Pourtant, l’explosion des contaminations ne se traduit pas par une pression accrue sur l’hôpital : les hospitalisations sont même au plus bas depuis octobre 2020, et le nombre de personnes en réanimation est stable. Question de jours, rétorque-t-on dans la majorité. « Notre crainte, c’est le volume. Si on suit la même courbe exponentielle, il y a un moment où ça va dérailler, assure un cadre. Les jeunes sont en train de se contaminer massivement. Ensuite, ils vont rentrer à la maison, contaminer papa et maman qui ne sont pas tous vaccinés, et surtout les 15 à 20% de seniors non vaccinés. Ce sont eux qui finiront à l’hosto. » Et de poursuivre : « Là, c’est un peu la fête du slip. Les gens ont vraiment envie de décompresser, d’autant qu’ils se disent que ça va être la guerre en septembre ! Mais si vous ne prenez pas de mesures restrictives, ils ne se disent pas que la situation est grave. »
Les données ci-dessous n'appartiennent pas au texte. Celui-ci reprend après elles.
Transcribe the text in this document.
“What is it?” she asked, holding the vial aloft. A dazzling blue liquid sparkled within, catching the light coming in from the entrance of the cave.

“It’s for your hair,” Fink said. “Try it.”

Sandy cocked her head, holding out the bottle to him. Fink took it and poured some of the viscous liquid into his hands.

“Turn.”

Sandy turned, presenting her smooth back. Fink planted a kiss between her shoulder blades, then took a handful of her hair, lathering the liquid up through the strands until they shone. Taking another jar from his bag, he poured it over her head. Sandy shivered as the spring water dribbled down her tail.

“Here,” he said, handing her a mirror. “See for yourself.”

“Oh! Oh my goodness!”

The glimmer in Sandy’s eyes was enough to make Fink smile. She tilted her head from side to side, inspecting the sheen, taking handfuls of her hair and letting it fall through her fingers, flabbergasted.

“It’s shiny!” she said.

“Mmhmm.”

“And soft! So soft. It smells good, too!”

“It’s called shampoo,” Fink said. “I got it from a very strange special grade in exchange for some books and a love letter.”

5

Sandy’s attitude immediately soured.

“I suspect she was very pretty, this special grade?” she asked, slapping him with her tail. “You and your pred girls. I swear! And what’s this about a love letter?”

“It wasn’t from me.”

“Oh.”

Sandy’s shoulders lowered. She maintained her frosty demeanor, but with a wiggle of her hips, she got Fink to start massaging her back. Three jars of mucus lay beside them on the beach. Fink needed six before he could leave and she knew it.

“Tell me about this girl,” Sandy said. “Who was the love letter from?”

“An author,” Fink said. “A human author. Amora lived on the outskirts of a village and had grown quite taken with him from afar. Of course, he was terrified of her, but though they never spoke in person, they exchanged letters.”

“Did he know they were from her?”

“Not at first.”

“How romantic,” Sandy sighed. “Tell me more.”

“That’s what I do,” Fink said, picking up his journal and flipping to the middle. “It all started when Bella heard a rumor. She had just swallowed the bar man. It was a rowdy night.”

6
Il n’empêche, le passe sanitaire et ses modalités ont fait l’objet de contestations jusqu’au sein de la majorité. La présidente LREM de la commission des lois, Yaël Braun-Pivet, n’y était pas favorable, et a bataillé pour obtenir des assouplissements tels que le report à la fin septembre de son application aux 12-17 ans. Pacôme Rupin, autre député LREM, s’est lui tout simplement opposé à l’extension du passe, qui « va fracturer notre pays ». « Je suis assez effaré qu’aujourd’hui, on nous demande de l’élargir, après les engagements qui avaient été pris de ne pas le faire », déclarait-il mardi en commission des lois. Une référence aux propos d’Emmanuel Macron qui assurait, fin avril, que « le passe sanitaire ne sera jamais un droit d’accès qui différencie les Français ».
"Chaos mondial"
« Oui, on avait dit qu’on ne le ferait pas, mais on n’avait pas le Delta, s’agace un ministre. De même qu’on avait dit qu’il n’y aurait pas de vaccination obligatoire, alors qu’à mon avis, on y cavale. » Et de redouter : « Un quatrième confinement, on aurait vraiment du mal... » Quant à confiner uniquement les non-vaccinés, « je pense que ça ne passe pas, on se ferait shooter par le Conseil constitutionnel ».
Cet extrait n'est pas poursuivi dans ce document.